この人から、ご自身の書かれた本を分けていただいた。
その中に「3×3のメモ」というようなことが書かれており、興味を惹かれたが、文字面だけではよくわからなかったために、実際どのようなことをしているのか尋ねた。
で、見せていただいたのが上記のようなメモである。
私の仕事柄、時々刻々新しい課題が発生し、上司や担当者との調整や相談も多いため、現実的には全ての課題について、こういうもので整理しながら、あるいは書き足しながら仕事を進めていく余裕はないのだが、比較的大きなものについては、何日かに一回ずつこのシートをワープロ打ちして手元に置いている。重要な課題が新たに発生した場合は、手書きで追記したりもする。
当然この中には、実現したい自分の計画も書き入れる。それを日々目にすることでアクションを起こさなくてはという気持ちにつながる。
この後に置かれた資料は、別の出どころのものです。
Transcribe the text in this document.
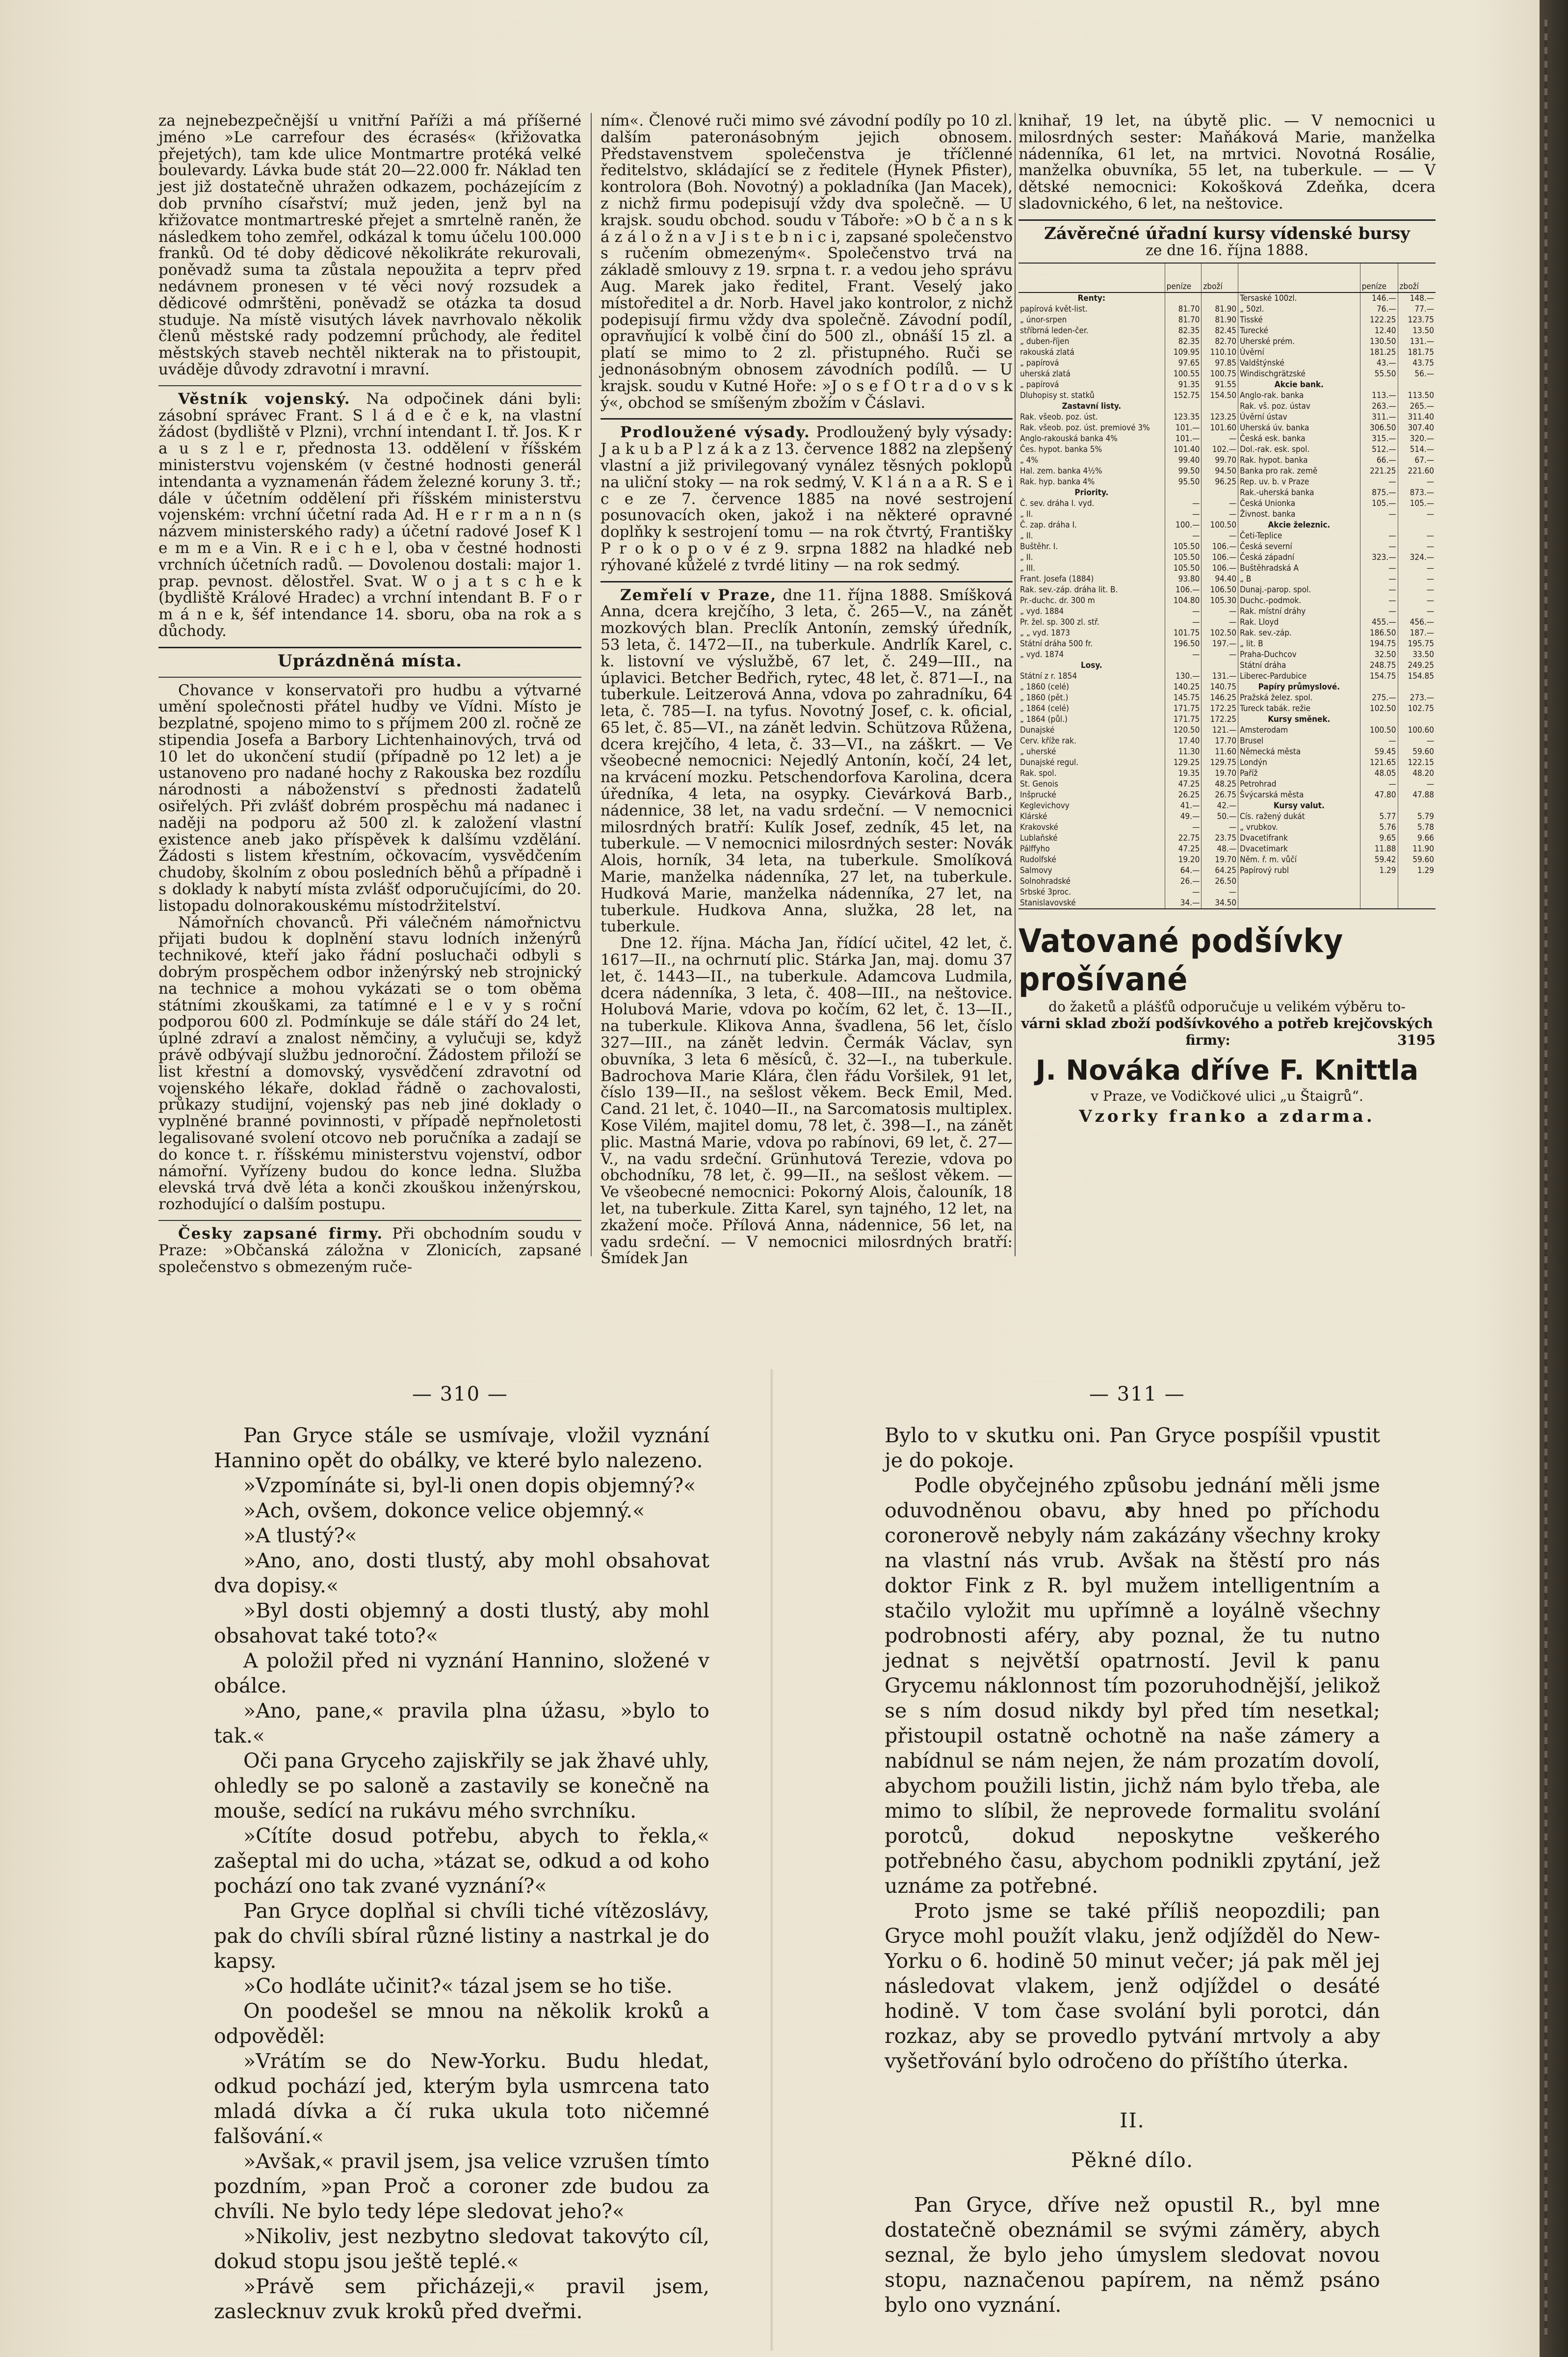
za nejnebezpečnější u vnitřní Paříži a má příšerné jméno »Le carrefour des écrasés« (křižovatka přejetých), tam kde ulice Montmartre protéká velké boulevardy. Lávka bude stát 20—22.000 fr. Náklad ten jest již dostatečně uhražen odkazem, pocházejícím z dob prvního císařství; muž jeden, jenž byl na křižovatce montmartreské přejet a smrtelně raněn, že následkem toho zemřel, odkázal k tomu účelu 100.000 franků. Od té doby dědicové několikráte rekurovali, poněvadž suma ta zůstala nepoužita a teprv před nedávnem pronesen v té věci nový rozsudek a dědicové odmrštěni, poněvadž se otázka ta dosud studuje. Na místě visutých lávek navrhovalo několik členů městské rady podzemní průchody, ale ředitel městských staveb nechtěl nikterak na to přistoupit, uváděje důvody zdravotní i mravní.

Věstník vojenský. Na odpočinek dáni byli: zásobní správec Frant. S l á d e č e k, na vlastní žádost (bydliště v Plzni), vrchní intendant I. tř. Jos. K r a u s z l e r, přednosta 13. oddělení v říšském ministerstvu vojenském (v čestné hodnosti generál intendanta a vyznamenán řádem železné koruny 3. tř.; dále v účetním oddělení při říšském ministerstvu vojenském: vrchní účetní rada Ad. H e r r m a n n (s názvem ministerského rady) a účetní radové Josef K l e m m e a Vin. R e i c h e l, oba v čestné hodnosti vrchních účetních radů. — Dovolenou dostali: major 1. prap. pevnost. dělostřel. Svat. W o j a t s c h e k (bydliště Králové Hradec) a vrchní intendant B. F o r m á n e k, šéf intendance 14. sboru, oba na rok a s důchody.

Uprázdněná místa.

Chovance v konservatoři pro hudbu a výtvarné umění společnosti přátel hudby ve Vídni. Místo je bezplatné, spojeno mimo to s příjmem 200 zl. ročně ze stipendia Josefa a Barbory Lichtenhainových, trvá od 10 let do ukončení studií (případně po 12 let) a je ustanoveno pro nadané hochy z Rakouska bez rozdílu národnosti a náboženství s přednosti žadatelů osiřelých. Při zvlášť dobrém prospěchu má nadanec i naději na podporu až 500 zl. k založení vlastní existence aneb jako příspěvek k dalšímu vzdělání. Žádosti s listem křestním, očkovacím, vysvědčením chudoby, školním z obou posledních běhů a případně i s doklady k nabytí místa zvlášť odporučujícími, do 20. listopadu dolnorakouskému místodržitelství.

Námořních chovanců. Při válečném námořnictvu přijati budou k doplnění stavu lodních inženýrů technikové, kteří jako řádní posluchači odbyli s dobrým prospěchem odbor inženýrský neb strojnický na technice a mohou vykázati se o tom oběma státními zkouškami, za tatímné e l e v y s roční podporou 600 zl. Podmínkuje se dále stáří do 24 let, úplné zdraví a znalost němčiny, a vylučuji se, když právě odbývají službu jednoroční. Žádostem přiloží se list křestní a domovský, vysvědčení zdravotní od vojenského lékaře, doklad řádně o zachovalosti, průkazy studijní, vojenský pas neb jiné doklady o vyplněné branné povinnosti, v případě nepřnoletosti legalisované svolení otcovo neb poručníka a zadají se do konce t. r. říšskému ministerstvu vojenství, odbor námořní. Vyřízeny budou do konce ledna. Služba elevská trvá dvě léta a konči zkouškou inženýrskou, rozhodující o dalším postupu.

Česky zapsané firmy. Při obchodním soudu v Praze: »Občanská záložna v Zlonicích, zapsané společenstvo s obmezeným ruče-

ním«. Členové ruči mimo své závodní podíly po 10 zl. dalším pateronásobným jejich obnosem. Představenstvem společenstva je tříčlenné ředitelstvo, skládající se z ředitele (Hynek Pfister), kontrolora (Boh. Novotný) a pokladníka (Jan Macek), z nichž firmu podepisují vždy dva společně. — U krajsk. soudu obchod. soudu v Táboře: »O b č a n s k á z á l o ž n a v J i s t e b n i c i, zapsané společenstvo s ručením obmezeným«. Společenstvo trvá na základě smlouvy z 19. srpna t. r. a vedou jeho správu Aug. Marek jako ředitel, Frant. Veselý jako místoředitel a dr. Norb. Havel jako kontrolor, z nichž podepisují firmu vždy dva společně. Závodní podíl, opravňující k volbě činí do 500 zl., obnáší 15 zl. a platí se mimo to 2 zl. přistupného. Ruči se jednonásobným obnosem závodních podílů. — U krajsk. soudu v Kutné Hoře: »J o s e f O t r a d o v s k ý«, obchod se smíšeným zbožím v Čáslavi.

Prodloužené výsady. Prodloužený byly výsady: J a k u b a P l z á k a z 13. července 1882 na zlepšený vlastní a již privilegovaný vynález těsných poklopů na uliční stoky — na rok sedmý, V. K l á n a a R. S e i c e ze 7. července 1885 na nové sestrojení posunovacích oken, jakož i na některé opravné doplňky k sestrojení tomu — na rok čtvrtý, Františky P r o k o p o v é z 9. srpna 1882 na hladké neb rýhované kůželé z tvrdé litiny — na rok sedmý.

Zemřelí v Praze, dne 11. října 1888. Smíšková Anna, dcera krejčího, 3 leta, č. 265—V., na zánět mozkových blan. Preclík Antonín, zemský úředník, 53 leta, č. 1472—II., na tuberkule. Andrlík Karel, c. k. listovní ve výslužbě, 67 let, č. 249—III., na úplavici. Betcher Bedřich, rytec, 48 let, č. 871—I., na tuberkule. Leitzerová Anna, vdova po zahradníku, 64 leta, č. 785—I. na tyfus. Novotný Josef, c. k. oficial, 65 let, č. 85—VI., na zánět ledvin. Schützova Růžena, dcera krejčího, 4 leta, č. 33—VI., na záškrt. — Ve všeobecné nemocnici: Nejedlý Antonín, kočí, 24 let, na krvácení mozku. Petschendorfova Karolina, dcera úředníka, 4 leta, na osypky. Cievárková Barb., nádennice, 38 let, na vadu srdeční. — V nemocnici milosrdných bratří: Kulík Josef, zedník, 45 let, na tuberkule. — V nemocnici milosrdných sester: Novák Alois, horník, 34 leta, na tuberkule. Smolíková Marie, manželka nádenníka, 27 let, na tuberkule. Hudková Marie, manželka nádenníka, 27 let, na tuberkule. Hudkova Anna, služka, 28 let, na tuberkule.

Dne 12. října. Mácha Jan, řídící učitel, 42 let, č. 1617—II., na ochrnutí plic. Stárka Jan, maj. domu 37 let, č. 1443—II., na tuberkule. Adamcova Ludmila, dcera nádenníka, 3 leta, č. 408—III., na neštovice. Holubová Marie, vdova po kočím, 62 let, č. 13—II., na tuberkule. Klikova Anna, švadlena, 56 let, číslo 327—III., na zánět ledvin. Čermák Václav, syn obuvníka, 3 leta 6 měsíců, č. 32—I., na tuberkule. Badrochova Marie Klára, člen řádu Voršilek, 91 let, číslo 139—II., na sešlost věkem. Beck Emil, Med. Cand. 21 let, č. 1040—II., na Sarcomatosis multiplex. Kose Vilém, majitel domu, 78 let, č. 398—I., na zánět plic. Mastná Marie, vdova po rabínovi, 69 let, č. 27—V., na vadu srdeční. Grünhutová Terezie, vdova po obchodníku, 78 let, č. 99—II., na sešlost věkem. — Ve všeobecné nemocnici: Pokorný Alois, čalouník, 18 let, na tuberkule. Zitta Karel, syn tajného, 12 let, na zkažení moče. Přílová Anna, nádennice, 56 let, na vadu srdeční. — V nemocnici milosrdných bratří: Šmídek Jan

knihař, 19 let, na úbytě plic. — V nemocnici u milosrdných sester: Maňáková Marie, manželka nádenníka, 61 let, na mrtvici. Novotná Rosálie, manželka obuvníka, 55 let, na tuberkule. — — V dětské nemocnici: Kokošková Zdeňka, dcera sladovnického, 6 let, na neštovice.

Závěrečné úřadní kursy vídenské bursy
ze dne 16. října 1888.
	peníze	zboží		peníze	zboží
Renty:			Tersaské 100zl.	146.—	148.—
papírová květ-list.	81.70	81.90	„ 50zl.	76.—	77.—
„ únor-srpen	81.70	81.90	Tisské	122.25	123.75
stříbrná leden-čer.	82.35	82.45	Turecké	12.40	13.50
„ duben-říjen	82.35	82.70	Uherské prém.	130.50	131.—
rakouská zlatá	109.95	110.10	Úvěrní	181.25	181.75
„ papírová	97.65	97.85	Valdštýnské	43.—	43.75
uherská zlatá	100.55	100.75	Windischgrätzské	55.50	56.—
„ papírová	91.35	91.55	Akcie bank.		
Dluhopisy st. statků	152.75	154.50	Anglo-rak. banka	113.—	113.50
Zastavní listy.			Rak. vš. poz. ústav	263.—	265.—
Rak. všeob. poz. úst.	123.35	123.25	Úvěrní ústav	311.—	311.40
Rak. všeob. poz. úst. premiové 3%	101.—	101.60	Uherská úv. banka	306.50	307.40
Anglo-rakouská banka 4%	101.—	—	Česká esk. banka	315.—	320.—
Čes. hypot. banka 5%	101.40	102.—	Dol.-rak. esk. spol.	512.—	514.—
„ 4%	99.40	99.70	Rak. hypot. banka	66.—	67.—
Hal. zem. banka 4½%	99.50	94.50	Banka pro rak. země	221.25	221.60
Rak. hyp. banka 4%	95.50	96.25	Rep. uv. b. v Praze	—	—
Priority.			Rak.-uherská banka	875.—	873.—
Č. sev. dráha I. vyd.	—	—	Česká Unionka	105.—	105.—
„ II.	—	—	Živnost. banka	—	—
Č. zap. dráha I.	100.—	100.50	Akcie železnic.		
„ II.	—	—	Četi-Teplice	—	—
Buštěhr. I.	105.50	106.—	Česká severní	—	—
„ II.	105.50	106.—	Česká západní	323.—	324.—
„ III.	105.50	106.—	Buštěhradská A	—	—
Frant. Josefa (1884)	93.80	94.40	„ B	—	—
Rak. sev.-záp. dráha lit. B.	106.—	106.50	Dunaj.-parop. spol.	—	—
Pr.-duchc. dr. 300 m	104.80	105.30	Duchc.-podmok.	—	—
„ vyd. 1884	—	—	Rak. místní dráhy	—	—
Pr. žel. sp. 300 zl. stř.	—	—	Rak. Lloyd	455.—	456.—
„ „ vyd. 1873	101.75	102.50	Rak. sev.-záp.	186.50	187.—
Státní dráha 500 fr.	196.50	197.—	„ lit. B	194.75	195.75
„ vyd. 1874	—	—	Praha-Duchcov	32.50	33.50
Losy.			Státní dráha	248.75	249.25
Státní z r. 1854	130.—	131.—	Liberec-Pardubice	154.75	154.85
„ 1860 (celé)	140.25	140.75	Papíry průmyslové.		
„ 1860 (pět.)	145.75	146.25	Pražská želez. spol.	275.—	273.—
„ 1864 (celé)	171.75	172.25	Tureck tabák. režie	102.50	102.75
„ 1864 (půl.)	171.75	172.25	Kursy směnek.		
Dunajské	120.50	121.—	Amsterodam	100.50	100.60
Cerv. kříže rak.	17.40	17.70	Brusel	—	—
„ uherské	11.30	11.60	Německá města	59.45	59.60
Dunajské regul.	129.25	129.75	Londýn	121.65	122.15
Rak. spol.	19.35	19.70	Paříž	48.05	48.20
St. Genois	47.25	48.25	Petrohrad	—	—
Inšprucké	26.25	26.75	Švýcarská města	47.80	47.88
Keglevichovy	41.—	42.—	Kursy valut.		
Klárské	49.—	50.—	Cís. ražený dukát	5.77	5.79
Krakovské	—	—	„ vrubkov.	5.76	5.78
Lublaňské	22.75	23.75	Dvacetifrank	9.65	9.66
Pálffyho	47.25	48.—	Dvacetimark	11.88	11.90
Rudolfské	19.20	19.70	Něm. ř. m. vůčí	59.42	59.60
Salmovy	64.—	64.25	Papírový rubl	1.29	1.29
Solnohradské	26.—	26.50			
Srbské 3proc.	—	—			
Stanislavovské	34.—	34.50			
Vatované podšívky prošívané
do žaketů a plášťů odporučuje u velikém výběru to-
várni sklad zboží podšívkového a potřeb krejčovských firmy:	3195
J. Nováka dříve F. Knittla
v Praze, ve Vodičkové ulici „u Štaigrů“.
Vzorky franko a zdarma.
— 310 —	— 311 —

Pan Gryce stále se usmívaje, vložil vyznání Hannino opět do obálky, ve které bylo nalezeno.

»Vzpomínáte si, byl-li onen dopis objemný?«

»Ach, ovšem, dokonce velice objemný.«

»A tlustý?«

»Ano, ano, dosti tlustý, aby mohl obsahovat dva dopisy.«

»Byl dosti objemný a dosti tlustý, aby mohl obsahovat také toto?«

A položil před ni vyznání Hannino, složené v obálce.

»Ano, pane,« pravila plna úžasu, »bylo to tak.«

Oči pana Gryceho zajiskřily se jak žhavé uhly, ohledly se po saloně a zastavily se konečně na mouše, sedící na rukávu mého svrchníku.

»Cítíte dosud potřebu, abych to řekla,« zašeptal mi do ucha, »tázat se, odkud a od koho pochází ono tak zvané vyznání?«

Pan Gryce doplňal si chvíli tiché vítězoslávy, pak do chvíli sbíral různé listiny a nastrkal je do kapsy.

»Co hodláte učinit?« tázal jsem se ho tiše.

On poodešel se mnou na několik kroků a odpověděl:

»Vrátím se do New-Yorku. Budu hledat, odkud pochází jed, kterým byla usmrcena tato mladá dívka a čí ruka ukula toto ničemné falšování.«

»Avšak,« pravil jsem, jsa velice vzrušen tímto pozdním, »pan Proč a coroner zde budou za chvíli. Ne bylo tedy lépe sledovat jeho?«

»Nikoliv, jest nezbytno sledovat takovýto cíl, dokud stopu jsou ještě teplé.«

»Právě sem přicházeji,« pravil jsem, zaslecknuv zvuk kroků před dveřmi.

Bylo to v skutku oni. Pan Gryce pospíšil vpustit je do pokoje.

Podle obyčejného způsobu jednání měli jsme oduvodněnou obavu, aby hned po příchodu coronerově nebyly nám zakázány všechny kroky na vlastní nás vrub. Avšak na štěstí pro nás doktor Fink z R. byl mužem intelligentním a stačilo vyložit mu upřímně a loyálně všechny podrobnosti aféry, aby poznal, že tu nutno jednat s největší opatrností. Jevil k panu Grycemu náklonnost tím pozoruhodnější, jelikož se s ním dosud nikdy byl před tím nesetkal; přistoupil ostatně ochotně na naše zámery a nabídnul se nám nejen, že nám prozatím dovolí, abychom použili listin, jichž nám bylo třeba, ale mimo to slíbil, že neprovede formalitu svolání porotců, dokud neposkytne veškerého potřebného času, abychom podnikli zpytání, jež uznáme za potřebné.

Proto jsme se také příliš neopozdili; pan Gryce mohl použít vlaku, jenž odjížděl do New-Yorku o 6. hodině 50 minut večer; já pak měl jej následovat vlakem, jenž odjíždel o desáté hodině. V tom čase svolání byli porotci, dán rozkaz, aby se provedlo pytvání mrtvoly a aby vyšetřování bylo odročeno do příštího úterka.

II.
Pěkné dílo.

Pan Gryce, dříve než opustil R., byl mne dostatečně obeznámil se svými záměry, abych seznal, že bylo jeho úmyslem sledovat novou stopu, naznačenou papírem, na němž psáno bylo ono vyznání.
こういう課題メモは、他にも色々あると思うが、画期的なことが二つある。
一つは、仕事だけではなく、プライベート上の課題も含め、自分が対応していかなくてはならないものを全て書くということ。これにより自分の時間の使い方をコントロールすることにつながる。最近話題のワークライフバランスを地で行くようなものだ。
もう一つは、完了した案件を黒丸にしつつ、終わったシートはファイリングされている点だ。O氏の場合はこのシートを毎日更新して毎日プリントアウトしているらしい。それによって自分が過去どういう課題に携わってきたか、またどういう課題を重視してきたかの変遷がわかる、と仰る。一週間前の重要かつ緊急課題が、昨日は最も重要度が低くなっているかも知れない。手帳では課題の重要度の変遷までを見るようなことはできない。
仕事は重要度と緊急度で判断しろ、とはよく言われることであり、しかも実戦に適用できる判断基準だが、3×3の9象限に区切るというほんのちょっとの工夫で、知的生産技術として磨きがかかる好例である。